Madame,
Vous pourrez voir avec une pointe d’agacement qu’ayant assisté un gouvernement étranger dans une crise délicate et complexe, je risque pourtant quelques suggestions sur les moyens d’améliorer le fonctionnement de celui que vous présidez pour quelques mois encore.
On blâme nos institutions pour les faiblesses que vous montrez à un électorat irrité: désunion, visions à courte vue, incapacité d’anticiper, seraient autant de vicissitudes d’un système qu’il faudrait réformer. On se trompe, car les institutions sont adéquates. On blâme aussi les personnes, qui n’auraient ni les talents, ni les audaces de leurs homologues d’autres pays. On a tort, car la partitocratie au pouvoir étant ce qu’elle est, elle ne peut guère sécréter d’autres dirigeants et il y a quelque inconséquence à reprocher aux élus d’en être le produit.
La Suisse est une des rares démocraties dont aucun dirigeant politique ne reçoit l’adoubement du suffrage universel. Son gouvernement est issu d’une simple entente parlementaire. Il n’a donc pas de légitimité populaire proprement dite, mais la Constitution prévoit qu’il ne peut tomber au gré d’un caprice de majorité ou d’un vote perdu devant le peuple.
Nous avons un régime de coalition: quatre partis cohabitent et «gouvernent» malgré leurs divergences, souvent profondes. Etre élu au Conseil fédéral, c’est donc recueillir sur son nom les suffrages de plusieurs groupes, mais rien ne force les élus socialistes à voter pour le candidat UDC ou inversement. Et les prudents apparatchiks aux commandes du système de présenter en général des candidats consensuels, des gens qui n’ont pas d’ennemis déclarés, dont les opinions ne heurtent pas «ceux d’en face». Hélas, souplesse d’échine, absence d’originalité, conformisme et gentillesse sont gages de civilité et d’harmonie, mais rarement traits de caractère utiles lorsque le temps se gâte. Les exemples sont légion: du grincheux comptable Otto Stich, préféré à la brillante Lilian Uchtenhagen, en passant par Christiane Brunner, carbonisée pour son caractère peu amène ou, bien sûr, Christoph Blocher, débarqué pour crime «d’autoritarisme», jusqu’au délicieux Joseph Deiss, triomphalement élu, lui, pour son bilinguisme, son amabilité et sa modestie justifiée.
Le calvaire de Pascal Couchepin m’a marqué lui aussi: voici un homme fort intelligent, un vrai animal politique qui, pour être élu, dut pendant dix ans jouer au brave type, sans jamais rien dire de conflictuel sur quoi que ce fût, au gré d’innombrables choucroutes et autres Berner Platte à Steffisbourg, Winterthour, Coire ou Sarnen. Moins prudent, son concurrent Claude Frey proféra des propos à l’emportepièce à l’égard d’un banquier et perdit à jamais ses chances d’être désigné.
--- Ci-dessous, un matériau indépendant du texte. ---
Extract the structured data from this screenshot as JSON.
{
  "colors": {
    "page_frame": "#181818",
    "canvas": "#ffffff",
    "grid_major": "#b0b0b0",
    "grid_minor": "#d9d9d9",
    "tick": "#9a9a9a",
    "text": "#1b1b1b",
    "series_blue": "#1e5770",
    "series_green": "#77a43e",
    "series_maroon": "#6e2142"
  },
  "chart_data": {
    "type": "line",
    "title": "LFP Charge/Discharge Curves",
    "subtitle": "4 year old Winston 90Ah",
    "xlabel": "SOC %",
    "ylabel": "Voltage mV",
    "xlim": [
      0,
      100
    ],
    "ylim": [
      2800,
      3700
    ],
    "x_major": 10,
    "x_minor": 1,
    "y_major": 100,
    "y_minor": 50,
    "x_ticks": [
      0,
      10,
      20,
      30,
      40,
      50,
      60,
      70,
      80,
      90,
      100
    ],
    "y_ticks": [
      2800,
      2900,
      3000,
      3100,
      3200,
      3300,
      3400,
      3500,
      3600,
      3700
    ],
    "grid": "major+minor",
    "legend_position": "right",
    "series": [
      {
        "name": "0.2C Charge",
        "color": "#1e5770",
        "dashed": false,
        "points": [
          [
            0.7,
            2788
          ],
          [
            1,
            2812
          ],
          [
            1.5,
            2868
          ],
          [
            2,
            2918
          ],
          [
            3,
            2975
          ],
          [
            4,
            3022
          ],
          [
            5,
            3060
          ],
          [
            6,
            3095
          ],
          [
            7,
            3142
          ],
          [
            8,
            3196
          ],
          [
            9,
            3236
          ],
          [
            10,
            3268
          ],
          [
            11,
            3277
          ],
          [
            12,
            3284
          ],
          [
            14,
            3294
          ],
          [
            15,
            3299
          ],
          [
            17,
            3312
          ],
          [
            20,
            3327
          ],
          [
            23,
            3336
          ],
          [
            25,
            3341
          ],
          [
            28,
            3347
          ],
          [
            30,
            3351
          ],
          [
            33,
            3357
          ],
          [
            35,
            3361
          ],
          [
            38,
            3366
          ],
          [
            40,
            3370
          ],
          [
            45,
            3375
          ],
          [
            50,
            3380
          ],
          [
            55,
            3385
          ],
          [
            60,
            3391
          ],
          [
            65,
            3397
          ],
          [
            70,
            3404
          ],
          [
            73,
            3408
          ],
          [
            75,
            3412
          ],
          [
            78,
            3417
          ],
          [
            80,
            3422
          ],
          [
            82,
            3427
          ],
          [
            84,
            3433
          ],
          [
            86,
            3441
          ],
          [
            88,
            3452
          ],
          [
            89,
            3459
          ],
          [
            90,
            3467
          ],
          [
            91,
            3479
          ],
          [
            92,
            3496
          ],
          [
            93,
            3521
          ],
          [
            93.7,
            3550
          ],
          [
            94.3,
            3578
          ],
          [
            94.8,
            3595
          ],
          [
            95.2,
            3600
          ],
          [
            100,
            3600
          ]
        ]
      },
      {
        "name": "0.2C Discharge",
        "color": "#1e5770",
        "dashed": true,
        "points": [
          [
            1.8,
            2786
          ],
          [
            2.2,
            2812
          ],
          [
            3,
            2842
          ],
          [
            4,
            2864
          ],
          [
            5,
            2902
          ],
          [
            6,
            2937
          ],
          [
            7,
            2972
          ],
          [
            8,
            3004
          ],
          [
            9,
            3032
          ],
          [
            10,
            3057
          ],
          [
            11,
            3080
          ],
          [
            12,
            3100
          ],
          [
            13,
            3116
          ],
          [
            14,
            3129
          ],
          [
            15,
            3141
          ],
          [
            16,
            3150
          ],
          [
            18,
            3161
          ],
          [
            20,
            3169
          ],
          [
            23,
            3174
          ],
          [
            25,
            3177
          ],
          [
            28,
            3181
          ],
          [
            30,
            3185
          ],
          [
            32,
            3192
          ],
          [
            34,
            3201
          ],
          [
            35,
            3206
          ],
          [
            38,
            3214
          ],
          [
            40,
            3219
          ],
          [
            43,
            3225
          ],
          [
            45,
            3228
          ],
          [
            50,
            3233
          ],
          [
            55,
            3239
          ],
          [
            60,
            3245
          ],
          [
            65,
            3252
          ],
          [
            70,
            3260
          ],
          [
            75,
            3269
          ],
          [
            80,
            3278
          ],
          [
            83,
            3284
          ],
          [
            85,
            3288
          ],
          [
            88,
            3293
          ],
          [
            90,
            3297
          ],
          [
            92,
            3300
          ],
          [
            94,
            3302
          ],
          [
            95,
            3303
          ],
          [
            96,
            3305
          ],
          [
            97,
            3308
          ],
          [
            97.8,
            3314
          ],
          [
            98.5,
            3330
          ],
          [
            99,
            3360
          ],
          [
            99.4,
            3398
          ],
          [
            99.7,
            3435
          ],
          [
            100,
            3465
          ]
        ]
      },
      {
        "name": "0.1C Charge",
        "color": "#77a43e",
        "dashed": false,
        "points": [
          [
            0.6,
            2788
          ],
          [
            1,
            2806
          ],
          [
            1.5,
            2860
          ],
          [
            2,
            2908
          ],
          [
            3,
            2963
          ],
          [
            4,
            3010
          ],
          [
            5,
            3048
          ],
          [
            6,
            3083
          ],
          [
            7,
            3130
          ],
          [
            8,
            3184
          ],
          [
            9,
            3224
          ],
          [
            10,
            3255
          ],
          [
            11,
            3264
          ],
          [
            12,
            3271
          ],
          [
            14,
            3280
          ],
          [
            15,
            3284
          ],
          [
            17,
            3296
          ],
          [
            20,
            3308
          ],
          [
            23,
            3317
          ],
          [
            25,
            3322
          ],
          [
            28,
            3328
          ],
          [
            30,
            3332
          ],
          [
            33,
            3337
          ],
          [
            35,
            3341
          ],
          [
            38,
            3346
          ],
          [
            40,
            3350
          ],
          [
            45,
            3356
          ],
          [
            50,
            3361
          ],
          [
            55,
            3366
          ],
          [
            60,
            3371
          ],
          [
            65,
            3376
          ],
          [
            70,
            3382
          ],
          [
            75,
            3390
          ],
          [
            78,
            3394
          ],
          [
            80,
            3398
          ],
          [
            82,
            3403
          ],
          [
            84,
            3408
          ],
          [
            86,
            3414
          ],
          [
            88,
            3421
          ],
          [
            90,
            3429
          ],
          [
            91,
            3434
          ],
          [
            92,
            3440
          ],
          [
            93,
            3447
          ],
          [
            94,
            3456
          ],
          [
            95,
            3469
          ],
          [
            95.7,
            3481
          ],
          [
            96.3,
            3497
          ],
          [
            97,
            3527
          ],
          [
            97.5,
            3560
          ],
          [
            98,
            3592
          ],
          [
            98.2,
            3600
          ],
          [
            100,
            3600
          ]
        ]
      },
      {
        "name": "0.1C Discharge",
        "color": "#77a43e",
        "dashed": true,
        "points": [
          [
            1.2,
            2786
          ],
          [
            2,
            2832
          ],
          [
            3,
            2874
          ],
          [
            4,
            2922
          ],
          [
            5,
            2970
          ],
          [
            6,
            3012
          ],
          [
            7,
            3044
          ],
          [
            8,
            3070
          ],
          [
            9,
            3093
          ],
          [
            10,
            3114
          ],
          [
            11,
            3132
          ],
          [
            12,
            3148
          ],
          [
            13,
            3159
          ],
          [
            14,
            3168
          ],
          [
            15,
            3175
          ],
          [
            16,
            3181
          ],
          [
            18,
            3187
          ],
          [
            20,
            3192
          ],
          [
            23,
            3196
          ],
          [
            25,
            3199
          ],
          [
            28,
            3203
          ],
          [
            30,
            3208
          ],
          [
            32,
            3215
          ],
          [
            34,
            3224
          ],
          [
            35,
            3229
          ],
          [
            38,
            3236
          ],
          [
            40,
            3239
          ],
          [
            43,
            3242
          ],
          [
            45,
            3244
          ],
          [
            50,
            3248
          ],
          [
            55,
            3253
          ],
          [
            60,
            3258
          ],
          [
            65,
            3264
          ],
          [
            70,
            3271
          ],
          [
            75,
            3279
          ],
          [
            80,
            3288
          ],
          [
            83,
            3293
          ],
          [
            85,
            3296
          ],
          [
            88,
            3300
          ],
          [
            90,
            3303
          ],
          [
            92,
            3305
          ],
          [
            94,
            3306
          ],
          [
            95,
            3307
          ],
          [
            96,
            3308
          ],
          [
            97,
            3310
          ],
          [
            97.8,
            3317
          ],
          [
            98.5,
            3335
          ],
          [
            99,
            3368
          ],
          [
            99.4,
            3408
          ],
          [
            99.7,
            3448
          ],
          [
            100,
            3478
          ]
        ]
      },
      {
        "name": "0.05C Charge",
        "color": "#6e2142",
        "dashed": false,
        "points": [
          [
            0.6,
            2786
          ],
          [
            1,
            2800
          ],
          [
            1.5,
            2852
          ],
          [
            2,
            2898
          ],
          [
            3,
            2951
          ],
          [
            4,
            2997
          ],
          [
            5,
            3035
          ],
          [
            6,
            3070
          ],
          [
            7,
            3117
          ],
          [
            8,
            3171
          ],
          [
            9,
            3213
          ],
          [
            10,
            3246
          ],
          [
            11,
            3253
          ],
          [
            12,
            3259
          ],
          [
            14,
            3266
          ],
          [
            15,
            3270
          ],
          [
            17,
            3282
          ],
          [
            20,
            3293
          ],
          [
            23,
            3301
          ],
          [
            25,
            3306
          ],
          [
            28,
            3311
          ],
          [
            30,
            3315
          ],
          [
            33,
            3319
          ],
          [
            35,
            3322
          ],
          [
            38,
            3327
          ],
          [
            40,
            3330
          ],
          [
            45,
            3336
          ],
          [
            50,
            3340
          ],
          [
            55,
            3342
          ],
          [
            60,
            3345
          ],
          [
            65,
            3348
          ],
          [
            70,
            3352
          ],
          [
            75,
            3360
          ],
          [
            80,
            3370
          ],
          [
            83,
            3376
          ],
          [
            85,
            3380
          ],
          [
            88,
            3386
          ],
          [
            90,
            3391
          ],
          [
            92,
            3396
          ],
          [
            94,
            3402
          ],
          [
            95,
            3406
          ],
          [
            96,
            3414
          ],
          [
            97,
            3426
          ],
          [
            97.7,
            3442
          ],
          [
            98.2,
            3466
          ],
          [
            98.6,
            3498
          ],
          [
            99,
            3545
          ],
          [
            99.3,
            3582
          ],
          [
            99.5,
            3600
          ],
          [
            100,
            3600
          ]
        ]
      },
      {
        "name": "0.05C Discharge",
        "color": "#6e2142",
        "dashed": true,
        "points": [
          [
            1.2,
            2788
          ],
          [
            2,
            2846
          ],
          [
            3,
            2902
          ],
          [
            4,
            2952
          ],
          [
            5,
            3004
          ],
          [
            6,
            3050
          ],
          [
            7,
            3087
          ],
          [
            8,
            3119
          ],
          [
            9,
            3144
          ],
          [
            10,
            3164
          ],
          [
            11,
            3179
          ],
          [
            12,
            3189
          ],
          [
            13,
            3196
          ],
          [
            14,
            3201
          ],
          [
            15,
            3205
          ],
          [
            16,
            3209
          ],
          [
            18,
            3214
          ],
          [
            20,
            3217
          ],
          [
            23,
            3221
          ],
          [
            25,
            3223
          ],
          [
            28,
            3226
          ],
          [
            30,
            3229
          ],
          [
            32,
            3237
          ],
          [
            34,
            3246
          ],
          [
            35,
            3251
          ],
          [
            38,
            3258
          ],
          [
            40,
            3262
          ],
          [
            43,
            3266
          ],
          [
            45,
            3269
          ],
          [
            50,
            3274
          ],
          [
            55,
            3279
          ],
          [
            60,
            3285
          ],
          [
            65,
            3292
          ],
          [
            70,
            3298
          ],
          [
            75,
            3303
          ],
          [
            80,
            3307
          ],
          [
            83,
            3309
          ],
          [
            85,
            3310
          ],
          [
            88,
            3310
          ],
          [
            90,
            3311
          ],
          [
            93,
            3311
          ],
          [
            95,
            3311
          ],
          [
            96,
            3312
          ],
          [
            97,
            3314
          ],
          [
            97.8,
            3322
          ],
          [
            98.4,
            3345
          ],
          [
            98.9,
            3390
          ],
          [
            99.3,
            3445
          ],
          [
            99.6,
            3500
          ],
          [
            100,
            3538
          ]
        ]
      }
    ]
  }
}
Churchill n’aurait jamais été élu au Conseil fédéral suisse. Or il vaut mieux des dirigeants aux idées claires et à la colonne vertébrale visible, quitte à ce qu’ils aient très mauvais caractère. Il faut par un contrat qu’on s’engage à élire sans ambages les candidats des autres partis et qu’on s’y tienne strictement. C’est le seul moyen qu’émergent les gens ambitieux, énergiques et – oui – autoritaires, qui tailleront en pièces leurs rivaux à l’intérieur des partis, sachant que l’élection par le parlement suivra. Tant qu’un président de parti risque de voir «son» candidat blackboulé par les autres, il favorisera les béni-ouioui. Un vrai Conseil fédéral aurait par exemple mis Peter Bodenmann, Christoph Blocher, Gaby Huber, Ursula Wyss, Christophe Darbellay - et quelques autres carnassiers de la même trempe - aux prises les uns avec les autres, car en vérité, les forts sont plus aptes aux concessions qu’implique la vie d’un gouvernement de coalition qu’un quarteron de passe-muraille sans envergure.
On vous dit capable d’audace. Essayez donc cette idée toute simple. Elle vaudra mieux que cinq années de commissions d’experts et de consultations pour une «réforme» du gouvernement qui, comme les précédentes, n’aboutira à rien.